In The Odyssey, Athena, the goddess of wisdom, has the ability to see what she needs to do to protect Telemachus. She tells Telemachus in warning to “Take it to heart… picked men of the suitors lie in ambush… [who are] poised to kill you before you can reach home”(320). Even though Athena intervenes on Telemachus behalf, she leaves his eventual success or failure. Women can also achieve their wisdom in different ways. In Persepolis, Marjane discusses how she gained her wisdom in a speech balloon when her parents “to enlighten [hero] they bought books” (12).
She uses the information that she learns from the books she has read and begins to inspect it from a deeper perspective. Applying her own ideas to a situation, she is able to evaluate and criticize the event to reach different conclusions. With this wisdom, she also learns the true meaning behind her emotions. She states, “The reason for my shame and for the Revolution is the same: The difference between social classes. ” Marjane understands the hypocrisy that both her parents and country holds.
Satrapi eyes are finally open to the plight of those who are a lower social class and sees how anguished they are. She feels ashamed that people like Ashraf Darvishian had to work at a young age to stay alive, but since she is coming from wealthy family, she did not have to work to make a name for herself. Through both knowledge and wisdom, women can make important decisions. Empowered women are capable of creating different beliefs of gender relations, destroying the widely accepted stereotypical version of a “women”.
Homer describes an example of an empowered women in The Odyssey, as Athena disguised herself a Mentes, to “get” Telemachus to listen to her. She empowers Telemachus and “urges [him, to] think how to drive these suitors from [his] hall” (86). Her intervention in both Telemachus and Odysseus life is essential and allows them to earn their destinies. [analyze why this makes her an empowered women as she takes over Telemachus and Odysseus life]. Another example of empowered women is also seen in Persepolis, as Marjane takes a stand on her own person opinion and did not allow anyone to change her ideals.

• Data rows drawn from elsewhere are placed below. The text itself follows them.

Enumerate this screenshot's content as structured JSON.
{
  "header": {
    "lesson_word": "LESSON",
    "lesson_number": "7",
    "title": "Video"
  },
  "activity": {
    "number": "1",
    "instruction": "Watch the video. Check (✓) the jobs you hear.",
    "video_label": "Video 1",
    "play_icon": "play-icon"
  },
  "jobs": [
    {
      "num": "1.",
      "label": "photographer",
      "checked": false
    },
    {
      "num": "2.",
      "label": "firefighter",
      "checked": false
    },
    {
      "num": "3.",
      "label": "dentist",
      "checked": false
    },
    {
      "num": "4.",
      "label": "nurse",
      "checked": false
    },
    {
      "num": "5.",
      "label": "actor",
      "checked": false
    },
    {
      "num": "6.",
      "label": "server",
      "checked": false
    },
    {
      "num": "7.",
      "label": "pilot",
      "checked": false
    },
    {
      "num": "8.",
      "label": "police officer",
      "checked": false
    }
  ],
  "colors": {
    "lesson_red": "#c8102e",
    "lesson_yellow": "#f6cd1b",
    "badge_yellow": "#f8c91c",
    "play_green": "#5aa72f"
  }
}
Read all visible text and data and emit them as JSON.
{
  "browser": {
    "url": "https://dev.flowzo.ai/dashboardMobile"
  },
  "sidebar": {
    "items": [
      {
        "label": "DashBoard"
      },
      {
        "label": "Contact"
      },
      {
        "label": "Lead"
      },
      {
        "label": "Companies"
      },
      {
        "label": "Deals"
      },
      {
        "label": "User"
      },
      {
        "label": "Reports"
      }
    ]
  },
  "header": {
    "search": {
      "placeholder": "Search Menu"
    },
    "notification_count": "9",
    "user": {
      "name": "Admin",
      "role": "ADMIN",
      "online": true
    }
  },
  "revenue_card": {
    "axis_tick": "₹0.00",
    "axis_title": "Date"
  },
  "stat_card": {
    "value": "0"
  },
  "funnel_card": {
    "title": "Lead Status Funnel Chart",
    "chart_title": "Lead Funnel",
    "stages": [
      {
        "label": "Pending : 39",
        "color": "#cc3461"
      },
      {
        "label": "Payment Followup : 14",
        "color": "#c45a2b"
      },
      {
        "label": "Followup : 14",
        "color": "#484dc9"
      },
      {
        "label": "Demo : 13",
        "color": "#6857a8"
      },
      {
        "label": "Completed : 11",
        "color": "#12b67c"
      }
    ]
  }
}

She steps up to her teachers in class, denying their false teachings that contrast her own knowledge and asks her teacher: “How dare you lie to us like that? “(144). In this speech balloon, Marjane rebels against the oppressive education system. Becoming an empowered women, Marjane gained a new sense of identity and is motivated by her accomplishments. The formation created through knowledge and wisdom, allows women to become empowered individuals and no longer inferior to any individual.
Each women works hard to successfully take their knowledge and gain the wisdom that allows them to succeed in changing the beliefs of society that women are inferior. Society is slowly holding women to the same standards as men. In Fugard’s My Children! My Africa! , Isabel states that, “Sheer brute strength is not the determining factor anymore” (5). Women are no longer thought to be submissive to a dominant male figure, but are now allowed to use their voices in a fight for their equality. Theit empowerment is essential for the continual success of development in all areas of life.